Name: Ravi Joshi
Affiliation: Indian Institute of Astrophysics
Conference ID : ASI2022_766
Title : X-shaped Radio Galaxies: insight from optical host properties, environment and radio structure
Authors : R. Joshi, Gopal-Krishna, X. Yang, et al.
Abstract Type: Oral
Abstract Category : Extragalactic Astronomy
Abstract : We employ a new catalog of X-shaped radio galaxies (XRGs) from the FIRST and TGSS surveys, which essentially doubles their known number, to shed light upon their origin, which is actively debated.
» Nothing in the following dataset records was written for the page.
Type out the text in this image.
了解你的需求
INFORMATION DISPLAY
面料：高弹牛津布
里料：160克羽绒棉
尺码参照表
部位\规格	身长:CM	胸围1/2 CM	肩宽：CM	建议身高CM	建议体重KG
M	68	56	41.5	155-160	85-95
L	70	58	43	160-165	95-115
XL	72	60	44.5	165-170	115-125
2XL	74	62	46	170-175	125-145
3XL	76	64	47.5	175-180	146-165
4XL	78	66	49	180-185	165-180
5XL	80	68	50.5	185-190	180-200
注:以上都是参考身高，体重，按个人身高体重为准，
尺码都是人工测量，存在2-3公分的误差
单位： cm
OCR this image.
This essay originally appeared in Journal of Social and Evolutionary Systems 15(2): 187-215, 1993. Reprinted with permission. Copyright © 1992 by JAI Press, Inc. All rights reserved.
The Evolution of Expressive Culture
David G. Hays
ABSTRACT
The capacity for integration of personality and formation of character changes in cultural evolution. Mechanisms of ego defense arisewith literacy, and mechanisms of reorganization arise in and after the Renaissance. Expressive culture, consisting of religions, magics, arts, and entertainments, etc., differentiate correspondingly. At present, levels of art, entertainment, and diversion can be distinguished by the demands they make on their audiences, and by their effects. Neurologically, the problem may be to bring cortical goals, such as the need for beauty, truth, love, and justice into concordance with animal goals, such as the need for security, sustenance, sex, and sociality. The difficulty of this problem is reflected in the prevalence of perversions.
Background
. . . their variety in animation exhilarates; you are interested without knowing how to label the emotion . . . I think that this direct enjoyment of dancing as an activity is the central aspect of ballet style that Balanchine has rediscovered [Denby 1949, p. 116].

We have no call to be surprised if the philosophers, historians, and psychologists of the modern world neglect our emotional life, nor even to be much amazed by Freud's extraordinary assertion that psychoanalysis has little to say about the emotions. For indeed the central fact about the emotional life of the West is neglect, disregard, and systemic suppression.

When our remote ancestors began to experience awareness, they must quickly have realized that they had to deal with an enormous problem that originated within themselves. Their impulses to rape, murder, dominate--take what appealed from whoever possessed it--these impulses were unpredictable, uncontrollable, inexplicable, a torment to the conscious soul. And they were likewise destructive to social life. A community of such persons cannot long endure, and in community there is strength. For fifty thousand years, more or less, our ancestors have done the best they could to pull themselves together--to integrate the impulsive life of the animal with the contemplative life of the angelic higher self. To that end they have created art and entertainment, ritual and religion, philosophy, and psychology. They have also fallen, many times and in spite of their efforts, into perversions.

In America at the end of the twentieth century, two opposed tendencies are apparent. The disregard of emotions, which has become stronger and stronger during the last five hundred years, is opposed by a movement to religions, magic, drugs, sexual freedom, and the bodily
Diversion of the back-flowing synchrotron plasma from the two primary lobes, spin-flip of the central supermassive black-hole, and other processes linked to galaxy merger, such as a jet-shell interaction, as well as a dual-AGN scenario, are among the proposed mechanisms. We examine a \sample of 106 XRGs, and investigate its host galaxies. For 41 of the XRGs it has been possible to determine the main axis of the parent optical galaxy, as well as the major and minor radio axes defined by two-lobe pairs, namely, the primary and the secondary lobes. Although we confirm that in a large majority of cases the primary radio axis is aligned close to the major axis of the optical host galaxy, we also find several counter-examples. These are highlighted here, as they challenge the basic back-flow diversion model for the origin of the radio-wings. Comparison of the XRGs with a well-defined sample of normal radio galaxies of FRII morphology reveals that: (i) XRGs tend to have slightly less massive central black holes than FRII RGs (average SMBH masses for the two types being logM_BH ~8.81 M_sun and 9.07 M_sun, respectively); (ii) 80% of XRGs exhibit red mid-IR colors, indicating a significant population of young stars and/or enhanced dust mass, probably on account of relatively recent galaxy merger(s). A comparison of the large-scale environment (i.e., within 1 Mpc) around the XRGs and FRII radio sources shows that both populations inhabit similarly poor clustering environments while FRI RGs are in richer environments. As a population, the observed properties of XRGs seem difficult to reconcile with a single dominant physical mechanism for their origin.